Clochan, Eochaill, Co. Galway
Co. Galway |
Settlement Sites
On the south-western end of one of the Aran Islands, half-buried in rough grazing land, a low mound of tumbled stones may be all that survives of a clochan, the type of dry-stone beehive hut built without mortar that was once common across the west of Ireland.
What makes this particular example quietly interesting is that nobody knew it was there until relatively recently. It came to light only during agricultural fieldwork carried out as part of the AranLIFE Farming Project, a conservation initiative running between 2014 and 2018, and its identification remains tentative.

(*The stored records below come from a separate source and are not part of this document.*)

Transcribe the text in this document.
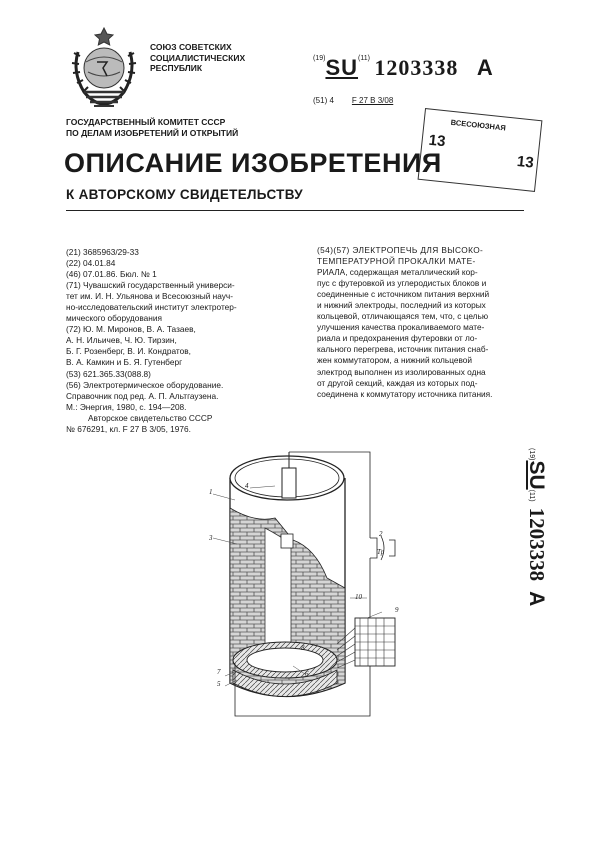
СОЮЗ СОВЕТСКИХ
СОЦИАЛИСТИЧЕСКИХ
РЕСПУБЛИК
$^{(19)}$SU$^{(11)}$ 1203338 A
(51) 4 F 27 B 3/08
ВСЕСОЮЗНАЯ
13
13
ГОСУДАРСТВЕННЫЙ КОМИТЕТ СССР
ПО ДЕЛАМ ИЗОБРЕТЕНИЙ И ОТКРЫТИЙ
ОПИСАНИЕ ИЗОБРЕТЕНИЯ
К АВТОРСКОМУ СВИДЕТЕЛЬСТВУ
(21) 3685963/29-33
(22) 04.01.84
(46) 07.01.86. Бюл. № 1
(71) Чувашский государственный универси-
тет им. И. Н. Ульянова и Всесоюзный науч-
но-исследовательский институт электротер-
мического оборудования
(72) Ю. М. Миронов, В. А. Тазаев,
А. Н. Ильичев, Ч. Ю. Тирзин,
Б. Г. Розенберг, В. И. Кондратов,
В. А. Камкин и Б. Я. Гутенберг
(53) 621.365.33(088.8)
(56) Электротермическое оборудование.
Справочник под ред. А. П. Альтгаузена.
М.: Энергия, 1980, с. 194—208.
Авторское свидетельство СССР
№ 676291, кл. F 27 B 3/05, 1976.
(54)(57) ЭЛЕКТРОПЕЧЬ ДЛЯ ВЫСОКО-
ТЕМПЕРАТУРНОЙ ПРОКАЛКИ МАТЕ-
РИАЛА, содержащая металлический кор-
пус с футеровкой из углеродистых блоков и
соединенные с источником питания верхний
и нижний электроды, последний из которых
кольцевой, отличающаяся тем, что, с целью
улучшения качества прокаливаемого мате-
риала и предохранения футеровки от ло-
кального перегрева, источник питания снаб-
жен коммутатором, а нижний кольцевой
электрод выполнен из изолированных одна
от другой секций, каждая из которых под-
соединена к коммутатору источника питания.
(19)SU(11)1203338A
1
3
4
5
7	6
2
Тр
9
10
8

The structure measures roughly seven metres north to south and 6.3 metres east to west, and survives to a height of between 0.4 and 1.2 metres, which gives some sense of how thoroughly it has collapsed and been absorbed into the landscape. What a surveyor now sees is a subcircular overgrown cairn, the original walls having fallen in on themselves over what could be centuries. Traces of possible openings are still readable at the eastern and western sides, which, if confirmed, would help establish this as a roofed structure rather than a field clearance heap or enclosure. That distinction matters on the Aran Islands, where generations of farmers have shifted, stacked, and redeposited stone across the same ground repeatedly, making it genuinely difficult to identify earlier built forms beneath the accumulated evidence of later land management.